On September 12, 2022, a lyric video for Won't Back Down was released on Eminem's YouTube channel.

==Critical reception==
Upon its release, "Won't Back Down" received generally positive reviews from most music critics. David Jeffries of AllMusic wrote positively of the song, describing it as a "lurching heavy metal monster" that "could be used as the lead-in to 'Lose Yourself' on any ego-boosting mixtape", but wrote more critically of the lyrics, denouncing the pop culture jokes featured throughout the song, particularly ones aimed at Michael J. Fox, calling the line "Make like Michael J. Fox in your drawers, playin' with an Etch-A-Sketch" "less effective" than other jokes aimed at him. Steve Jones of USA Today described it as "rock-tinged" and stated that Pink's appearance provides "outside star power".

==Chart performance==
"Won't Back Down" charted on four national charts worldwide due to digital sales on the release of Recovery. The song reached its highest position on the US Billboard Hot 100, where it peaked at number 62 on the chart for the week ending of July 10, 2010, although it fell off the chart the following week. The song also charted in Australia, Canada and the United Kingdom, peaking at number 87, 65 and 82 on their respective national charts, although on all three the song again only appeared for one week.

==Appearances in media==
A remixed version of the ESPN trailer of the video game Call of Duty: Black Ops featuring "Won't Back Down" was released on June 14, prior to the E3 Activision conference, for which he also performed. The song was also featured in the game's credits and Zombies mode map "Five" as an easter egg. The official trailer for the 2011 action film, Mission: Impossible – Ghost Protocol, features "Won't Back Down". The song is also featured in TV spots for the 2015 movie Hitman: Agent 47.
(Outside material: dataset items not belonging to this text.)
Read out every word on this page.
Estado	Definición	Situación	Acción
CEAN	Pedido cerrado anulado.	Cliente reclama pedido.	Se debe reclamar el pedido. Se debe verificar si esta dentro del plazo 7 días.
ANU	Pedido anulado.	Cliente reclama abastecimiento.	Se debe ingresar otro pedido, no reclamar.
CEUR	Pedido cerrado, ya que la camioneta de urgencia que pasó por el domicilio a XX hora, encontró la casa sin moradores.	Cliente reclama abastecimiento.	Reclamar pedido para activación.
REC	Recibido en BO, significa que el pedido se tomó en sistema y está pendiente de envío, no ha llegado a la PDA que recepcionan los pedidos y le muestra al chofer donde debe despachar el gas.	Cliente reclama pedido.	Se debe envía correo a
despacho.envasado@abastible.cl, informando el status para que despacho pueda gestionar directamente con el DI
Eminem has performed the song on live sketch comedy show Saturday Night Live accompanied by Lil Wayne and hypeman and D12 member Mr. Porter. Eminem wore a black jacket and a skull cap. Idolator reacted positively to Eminem's performance, stating that he proved "once again what a dynamic and energetic live performer he is on this exceptionally angry tune (even by Slim Shady standards)." He also performed the song on Late Night with Jimmy Fallon.

==Credits and personnel==
Credits are adapted from the liner notes of Recovery.
- Recording
- Recorded at: Effigy Studios in Ferndale, Michigan.

- Personnel
- Eminem – vocals, audio mixing and songwriting
- DJ Khalil – producer, additional keyboards and drum programming
- Mike Strange – recording and audio mixing
- Joe Strange – engineering assistant
- Eric Alcock – guitar
- Pink – vocals
- Rahki – keyboards and additional drum programming

== Charts ==

| Chart (2010) | Peak position |
|---|---|
| Australia (ARIA) | 87 |
| Canada (Canadian Hot 100) | 65 |
| UK Singles (Official Charts Company) | 82 |
| US Billboard Hot 100 | 62 |

==Certifications==

| Region | Certification | Certified units/sales |
| Australia (ARIA) | Gold | 35,000^{‡} |
| United Kingdom (BPI) | Silver | 200,000^{‡} |
| United States (RIAA) | Platinum | 1,000,000^{‡} |
^{‡} Sales+streaming figures based on certification alone.